The employer is entitled to the exemption for the remainder of the novated lease period, as long as there are no changes to the lease.
End of exampleChange of employer
You won't be eligible for the FBT exemption from the time there is a change of employer. Any change of employer for FBT purposes, even within the same group of companies, is a new commitment to the application or availability of the car by the new employer.
Example: change of employer
Courtney entered a 3-year novated lease arrangement on 1 June 2024 for a plug-in hybrid electric vehicle.
On 2 May 2025, Courtney is made redundant and the lease is no longer novated. Her employer at that time is entitled to the FBT exemption for the plug-in hybrid electric vehicle until 2 May 2025.
On 1 October 2025, Courtney starts new employment. The new employer agrees to a novated lease arrangement for the same vehicle. The end date of the lease remains unchanged.
The change in employer means there has been an alteration to the pre-existing commitment that began before 1 April 2025, which will result in a new commitment.

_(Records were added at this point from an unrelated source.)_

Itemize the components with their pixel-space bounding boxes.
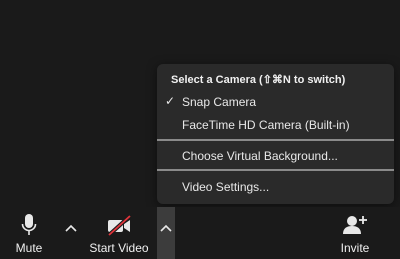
- camera-select-menu: Select a Camera (⇧⌘N to switch) ✓ Snap C…: [157, 64, 394, 204]
- menu-item-label: Snap Camera: [182, 95, 257, 109]
- meeting-toolbar: Mute Start Video Invite: [0, 207, 400, 259]
- mute-label: Mute: [15, 241, 43, 255]
- start-video-label: Start Video: [89, 241, 149, 255]
- video-options-caret[interactable]: [157, 207, 175, 259]
- checkmark-icon: ✓: [165, 94, 176, 108]
- video-camera-off-icon: [105, 213, 133, 242]
- menu-item-label: FaceTime HD Camera (Built-in): [182, 118, 350, 132]
- mute-button[interactable]: Mute: [8, 207, 50, 259]
- add-person-icon: [342, 213, 368, 242]
- menu-item-facetime-camera[interactable]: FaceTime HD Camera (Built-in): [157, 115, 394, 135]
- menu-divider: [157, 139, 394, 141]
- invite-button[interactable]: Invite: [334, 207, 376, 259]
- menu-item-virtual-background[interactable]: Choose Virtual Background...: [157, 146, 394, 166]
- menu-header: Select a Camera (⇧⌘N to switch): [171, 74, 346, 86]
- start-video-button[interactable]: Start Video: [84, 207, 154, 259]
- audio-options-caret[interactable]: [62, 207, 80, 259]
- menu-divider: [157, 169, 394, 171]
- invite-label: Invite: [340, 241, 370, 255]
- menu-item-label: Choose Virtual Background...: [182, 149, 338, 163]
- menu-item-video-settings[interactable]: Video Settings...: [157, 177, 394, 197]
- chevron-up-icon: [160, 224, 172, 232]
- microphone-icon: [21, 213, 37, 242]
- menu-item-snap-camera[interactable]: ✓ Snap Camera: [157, 92, 394, 112]
- menu-item-label: Video Settings...: [182, 180, 270, 194]
- meeting-window: Select a Camera (⇧⌘N to switch) ✓ Snap C…: [0, 0, 400, 259]
- chevron-up-icon: [65, 224, 77, 232]
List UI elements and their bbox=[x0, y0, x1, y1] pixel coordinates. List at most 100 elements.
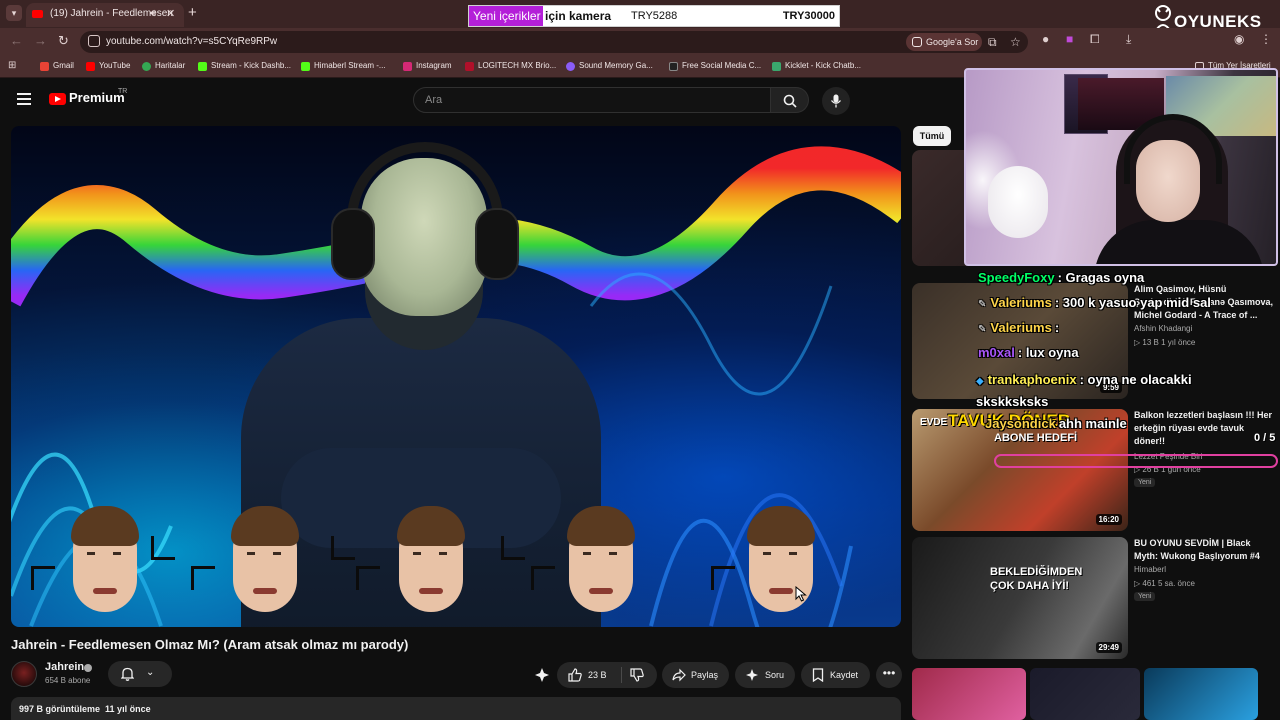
apps-grid-icon[interactable]: ⊞ bbox=[8, 61, 18, 71]
share-button[interactable]: Paylaş bbox=[662, 662, 729, 688]
search-placeholder: Ara bbox=[425, 94, 443, 106]
url-text: youtube.com/watch?v=s5CYqRe9RPw bbox=[106, 36, 278, 47]
recommendation-thumbnail[interactable]: BEKLEDİĞİMDEN ÇOK DAHA İYİ! 29:49 bbox=[912, 537, 1128, 659]
bookmark-himaberl-stream[interactable]: Himaberl Stream -... bbox=[301, 56, 386, 76]
chip-all[interactable]: Tümü bbox=[913, 126, 951, 146]
chat-message: Jaysondick ahh mainle bbox=[985, 416, 1127, 431]
headphones-cup-right bbox=[475, 208, 519, 280]
share-label: Paylaş bbox=[691, 670, 719, 680]
bookmark-label: Instagram bbox=[416, 61, 452, 70]
kick-icon bbox=[301, 62, 310, 71]
reload-icon[interactable]: ↻ bbox=[58, 33, 69, 49]
profile-avatar[interactable]: ◉ bbox=[1234, 32, 1244, 46]
more-actions-icon[interactable]: ••• bbox=[876, 662, 902, 688]
chat-username: SpeedyFoxy bbox=[978, 270, 1055, 285]
thumbnail-small-text: EVDE bbox=[920, 417, 948, 428]
bookmark-star-icon[interactable]: ☆ bbox=[1010, 35, 1021, 49]
recommendation-age: 5 sa. önce bbox=[1157, 579, 1195, 588]
channel-avatar[interactable] bbox=[11, 661, 37, 687]
bookmark-gmail[interactable]: Gmail bbox=[40, 56, 74, 76]
menu-hamburger-icon[interactable] bbox=[17, 93, 31, 105]
chat-username: m0xal bbox=[978, 345, 1015, 360]
tab-search-icon[interactable]: ▾ bbox=[6, 5, 22, 21]
video-player[interactable] bbox=[11, 126, 901, 627]
chat-text: : Gragas oyna bbox=[1057, 270, 1145, 285]
speaker-icon[interactable]: 🔊︎ bbox=[150, 3, 156, 25]
bookmark-sound-memory[interactable]: Sound Memory Ga... bbox=[566, 56, 653, 76]
sponsor-sparkle-icon[interactable] bbox=[534, 667, 550, 683]
chat-text: : bbox=[1054, 320, 1060, 335]
recommendation-channel[interactable]: Himaberl bbox=[1134, 565, 1166, 574]
thumbs-down-icon[interactable] bbox=[630, 668, 644, 682]
new-badge: Yeni bbox=[1134, 478, 1156, 487]
lens-label: Google'a Sor bbox=[926, 37, 979, 47]
install-app-icon[interactable]: ⧉ bbox=[988, 35, 997, 50]
search-icon bbox=[783, 94, 797, 108]
search-button[interactable] bbox=[771, 87, 809, 113]
kick-icon bbox=[198, 62, 207, 71]
share-arrow-icon bbox=[672, 668, 686, 682]
bookmark-label: Kicklet - Kick Chatb... bbox=[785, 61, 862, 70]
bookmark-logitech[interactable]: LOGITECH MX Brio... bbox=[465, 56, 556, 76]
back-arrow-icon[interactable]: ← bbox=[10, 33, 23, 48]
bookmark-kicklet[interactable]: Kicklet - Kick Chatb... bbox=[772, 56, 861, 76]
bookmark-label: Stream - Kick Dashb... bbox=[211, 61, 292, 70]
search-input[interactable]: Ara bbox=[413, 87, 771, 113]
recommendation-title[interactable]: BU OYUNU SEVDİM | Black Myth: Wukong Baş… bbox=[1134, 537, 1274, 563]
extension-icon[interactable]: ● bbox=[1042, 32, 1049, 46]
recommendation-thumbnail[interactable] bbox=[1030, 668, 1140, 720]
chat-message: ✎ Valeriums: 300 k yasuo yap mid sal bbox=[978, 295, 1211, 310]
google-lens-button[interactable]: Google'a Sor bbox=[906, 33, 982, 51]
chat-username: trankaphoenix bbox=[987, 372, 1077, 387]
site-info-icon[interactable] bbox=[88, 35, 100, 47]
extension-twitch-icon[interactable]: ■ bbox=[1066, 32, 1073, 46]
new-tab-icon[interactable]: + bbox=[188, 4, 197, 21]
ask-label: Soru bbox=[765, 670, 785, 680]
mouse-cursor-icon bbox=[795, 586, 807, 602]
ask-button[interactable]: Soru bbox=[735, 662, 795, 688]
recommendation-thumbnail[interactable] bbox=[912, 668, 1026, 720]
play-icon: ▷ bbox=[1134, 579, 1141, 588]
youtube-premium-label[interactable]: Premium bbox=[69, 90, 125, 105]
donation-current-amount: TRY5288 bbox=[631, 10, 678, 22]
recommendation-thumbnail[interactable] bbox=[1144, 668, 1258, 720]
bookmark-label: Haritalar bbox=[155, 61, 186, 70]
decor-bracket bbox=[331, 536, 355, 560]
chat-badge-icon: ✎ bbox=[978, 324, 987, 335]
extensions-puzzle-icon[interactable]: ⧠ bbox=[1090, 32, 1100, 47]
browser-address-bar: ← → ↻ youtube.com/watch?v=s5CYqRe9RPw Go… bbox=[0, 28, 1280, 56]
sound-memory-icon bbox=[566, 62, 575, 71]
youtube-logo-icon[interactable] bbox=[49, 93, 66, 105]
notifications-button[interactable]: ⌄ bbox=[108, 661, 172, 687]
voice-search-button[interactable] bbox=[822, 87, 850, 115]
chat-text: ahh mainle bbox=[1058, 416, 1127, 431]
play-icon: ▷ bbox=[1134, 338, 1141, 347]
channel-name[interactable]: Jahrein bbox=[45, 661, 84, 673]
chat-badge-icon: ◆ bbox=[976, 376, 984, 387]
description-box[interactable]: 997 B görüntüleme 11 yıl önce bbox=[11, 697, 901, 720]
bookmark-kick-dashboard[interactable]: Stream - Kick Dashb... bbox=[198, 56, 291, 76]
kappa-emote bbox=[67, 506, 143, 614]
bookmark-maps[interactable]: Haritalar bbox=[142, 56, 185, 76]
download-icon[interactable]: ⤓ bbox=[1126, 32, 1131, 47]
thumbs-up-icon[interactable] bbox=[568, 668, 582, 682]
close-tab-icon[interactable]: ✕ bbox=[166, 3, 175, 25]
url-field[interactable]: youtube.com/watch?v=s5CYqRe9RPw Google'a… bbox=[80, 31, 1028, 53]
chat-text: : lux oyna bbox=[1017, 345, 1079, 360]
youtube-header: Premium TR Ara bbox=[0, 78, 960, 122]
bookmark-youtube[interactable]: YouTube bbox=[86, 56, 130, 76]
browser-tab-active[interactable]: (19) Jahrein - Feedlemesen 🔊︎ ✕ bbox=[26, 3, 184, 27]
bookmark-free-social-media[interactable]: Free Social Media C... bbox=[669, 56, 761, 76]
browser-menu-icon[interactable]: ⋮ bbox=[1260, 32, 1272, 46]
gmail-icon bbox=[40, 62, 49, 71]
donation-new-content-label: Yeni içerikler bbox=[469, 6, 543, 26]
forward-arrow-icon[interactable]: → bbox=[34, 33, 47, 48]
like-count[interactable]: 23 B bbox=[588, 662, 607, 688]
bookmark-instagram[interactable]: Instagram bbox=[403, 56, 452, 76]
recommendation-meta: ▷ 461 5 sa. önce bbox=[1134, 579, 1195, 588]
recommendation-channel[interactable]: Afshin Khadangi bbox=[1134, 324, 1192, 333]
recommendation-views: 461 bbox=[1142, 579, 1156, 588]
save-button[interactable]: Kaydet bbox=[801, 662, 870, 688]
recommendation-title[interactable]: Balkon lezzetleri başlasın !!! Her erkeğ… bbox=[1134, 409, 1274, 448]
view-count: 997 B görüntüleme bbox=[19, 704, 101, 714]
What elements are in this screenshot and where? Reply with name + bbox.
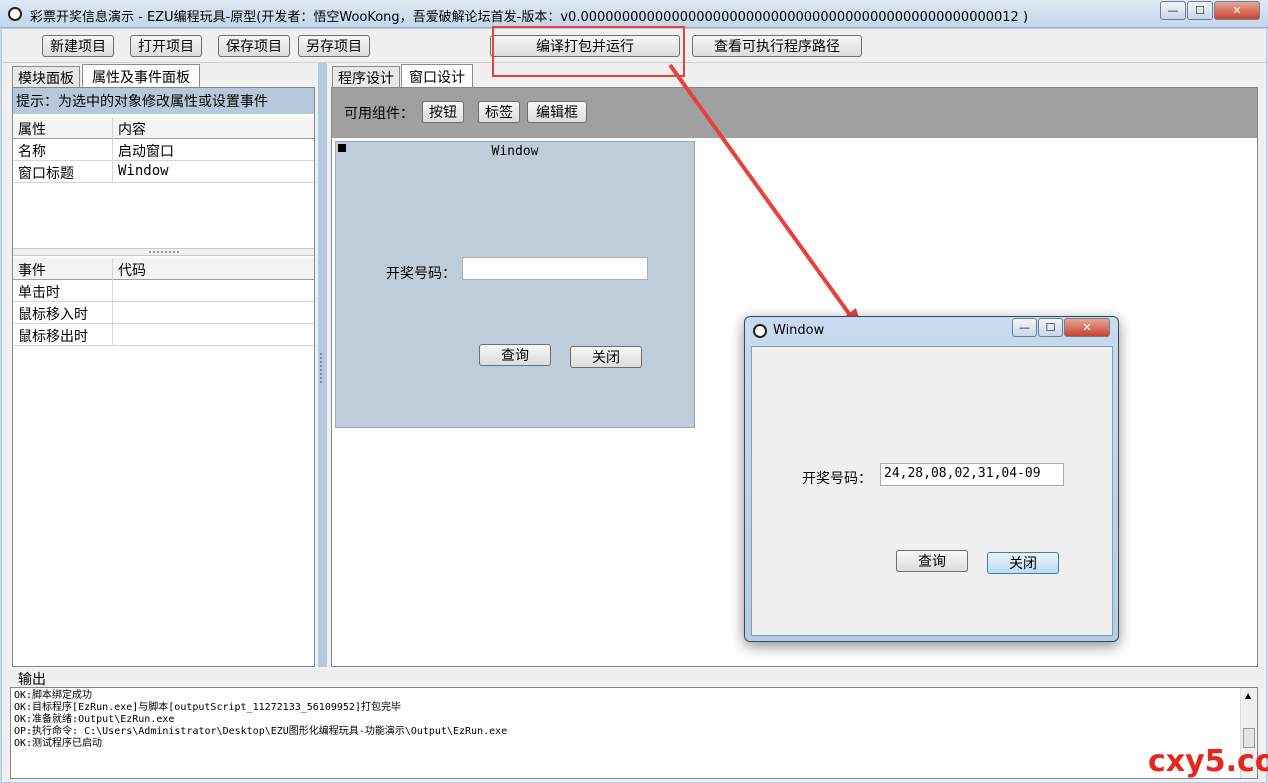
components-label: 可用组件： — [344, 106, 414, 122]
output-line: OK:准备就绪:Output\EzRun.exe — [14, 714, 175, 725]
output-label: 输出 — [18, 672, 46, 688]
scroll-up-icon[interactable]: ▲ — [1245, 691, 1251, 700]
header-event: 事件 — [13, 258, 113, 280]
runtime-close-button[interactable]: ✕ — [1064, 318, 1110, 337]
event-name: 单击时 — [13, 280, 113, 302]
add-label-component[interactable]: 标签 — [478, 101, 520, 123]
runtime-query-button[interactable]: 查询 — [896, 550, 968, 572]
save-as-button[interactable]: 另存项目 — [298, 35, 370, 57]
watermark: cxy5.com — [1148, 744, 1268, 779]
events-grid: 事件 代码 单击时 鼠标移入时 鼠标移出时 — [13, 258, 314, 458]
table-row[interactable]: 单击时 — [13, 280, 314, 302]
save-project-button[interactable]: 保存项目 — [218, 35, 290, 57]
runtime-minimize-button[interactable]: — — [1012, 318, 1037, 337]
runtime-close-form-button[interactable]: 关闭 — [987, 552, 1059, 574]
splitter-handle[interactable] — [13, 248, 314, 256]
output-console[interactable]: OK:脚本绑定成功 OK:目标程序[EzRun.exe]与脚本[outputSc… — [10, 687, 1258, 779]
output-line: OK:脚本绑定成功 — [14, 690, 93, 701]
table-row[interactable]: 鼠标移入时 — [13, 302, 314, 324]
output-line: OK:目标程序[EzRun.exe]与脚本[outputScript_11272… — [14, 702, 401, 713]
grip-icon — [320, 353, 324, 383]
design-close-button[interactable]: 关闭 — [570, 346, 642, 368]
prop-value[interactable]: Window — [114, 161, 173, 183]
open-project-button[interactable]: 打开项目 — [130, 35, 202, 57]
event-code[interactable] — [114, 302, 122, 324]
design-field-input[interactable] — [462, 257, 648, 280]
tab-module-panel[interactable]: 模块面板 — [12, 66, 80, 88]
props-events-panel: 提示：为选中的对象修改属性或设置事件 属性 内容 名称 启动窗口 窗口标题 Wi… — [12, 87, 315, 667]
hint-bar: 提示：为选中的对象修改属性或设置事件 — [13, 88, 314, 114]
event-code[interactable] — [114, 324, 122, 346]
design-form-title: Window — [491, 144, 539, 159]
grip-icon — [149, 251, 179, 254]
runtime-window-title: Window — [773, 323, 825, 338]
event-name: 鼠标移入时 — [13, 302, 113, 324]
new-project-button[interactable]: 新建项目 — [42, 35, 114, 57]
events-header: 事件 代码 — [13, 258, 314, 280]
properties-header: 属性 内容 — [13, 117, 314, 139]
runtime-field-label: 开奖号码： — [802, 471, 872, 487]
design-form[interactable]: Window 开奖号码： 查询 关闭 — [335, 141, 695, 428]
app-icon — [753, 324, 767, 338]
view-exe-path-button[interactable]: 查看可执行程序路径 — [692, 35, 862, 57]
table-row[interactable]: 窗口标题 Window — [13, 161, 314, 183]
app-icon — [8, 7, 22, 21]
tab-program-design[interactable]: 程序设计 — [332, 66, 400, 88]
add-editbox-component[interactable]: 编辑框 — [527, 101, 587, 123]
highlight-box — [492, 26, 685, 77]
maximize-button[interactable]: ☐ — [1187, 1, 1213, 20]
arrow-line — [668, 63, 852, 317]
annotation-arrow — [668, 63, 865, 338]
header-content: 内容 — [118, 122, 146, 138]
prop-name: 名称 — [13, 139, 113, 161]
runtime-field-input[interactable]: 24,28,08,02,31,04-09 — [880, 463, 1064, 486]
prop-value[interactable]: 启动窗口 — [114, 139, 178, 161]
properties-grid: 属性 内容 名称 启动窗口 窗口标题 Window — [13, 117, 314, 249]
output-line: OK:测试程序已启动 — [14, 738, 103, 749]
tab-props-panel[interactable]: 属性及事件面板 — [82, 64, 200, 88]
close-button[interactable]: ✕ — [1214, 1, 1260, 20]
event-name: 鼠标移出时 — [13, 324, 113, 346]
add-button-component[interactable]: 按钮 — [422, 101, 464, 123]
title-bar: 彩票开奖信息演示 - EZU编程玩具-原型(开发者：悟空WooKong，吾爱破解… — [0, 0, 1268, 28]
minimize-button[interactable]: — — [1160, 1, 1186, 20]
table-row[interactable]: 名称 启动窗口 — [13, 139, 314, 161]
header-code: 代码 — [118, 263, 146, 279]
vertical-splitter[interactable] — [318, 63, 327, 667]
design-query-button[interactable]: 查询 — [479, 344, 551, 366]
runtime-maximize-button[interactable]: ☐ — [1038, 318, 1063, 337]
output-line: OP:执行命令: C:\Users\Administrator\Desktop\… — [14, 726, 508, 737]
design-field-label[interactable]: 开奖号码： — [386, 263, 456, 283]
output-lines: OK:脚本绑定成功 OK:目标程序[EzRun.exe]与脚本[outputSc… — [14, 690, 507, 750]
tab-window-design[interactable]: 窗口设计 — [401, 64, 473, 88]
event-code[interactable] — [114, 280, 122, 302]
prop-name: 窗口标题 — [13, 161, 113, 183]
runtime-window[interactable]: Window — ☐ ✕ 开奖号码： 24,28,08,02,31,04-09 … — [744, 316, 1119, 642]
window-title: 彩票开奖信息演示 - EZU编程玩具-原型(开发者：悟空WooKong，吾爱破解… — [30, 10, 1029, 25]
table-row[interactable]: 鼠标移出时 — [13, 324, 314, 346]
header-property: 属性 — [13, 117, 113, 139]
runtime-client: 开奖号码： 24,28,08,02,31,04-09 查询 关闭 — [751, 346, 1113, 636]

Courtney’s new employer is not entitled to the FBT exemption for the vehicle. This would still be the case even if Courtney left her original employment voluntarily. Courtney’s new employer would need to work out the taxable value of the car fringe benefit.
If Courtney was to transfer departments or branches and her employer for FBT purposes remained the same, and there was no break in the novated lease agreement, then the FBT exemption would be maintained.
End of exampleIf there's no commitment before 1 April 2025
An employer isn't entitled to an exemption in FBT from 1 April 2025 if there was no binding financial commitment, to provide the car to a particular employee, in place before then
Example: pool car
A sales company has a ‘pool’ of plug-in hybrid electric vehicles for employees to use for sales calls. Vehicles are not assigned to a particular employee. Employees book an available car through a car booking system on a day-to-day basis. The pool cars can be taken home at night and can be used for private purposes. The pool cars are used both pre and post 31 March 2025.
Each time an employee drives the car, it is a separate car benefit and the employer needs to check if the requirements for the FBT electric vehicle exemption are satisfied.
The employer is not entitled to the exemption from 1 April 2025 because there is no binding financial commitment in place to provide that car to a single, designated employee before then.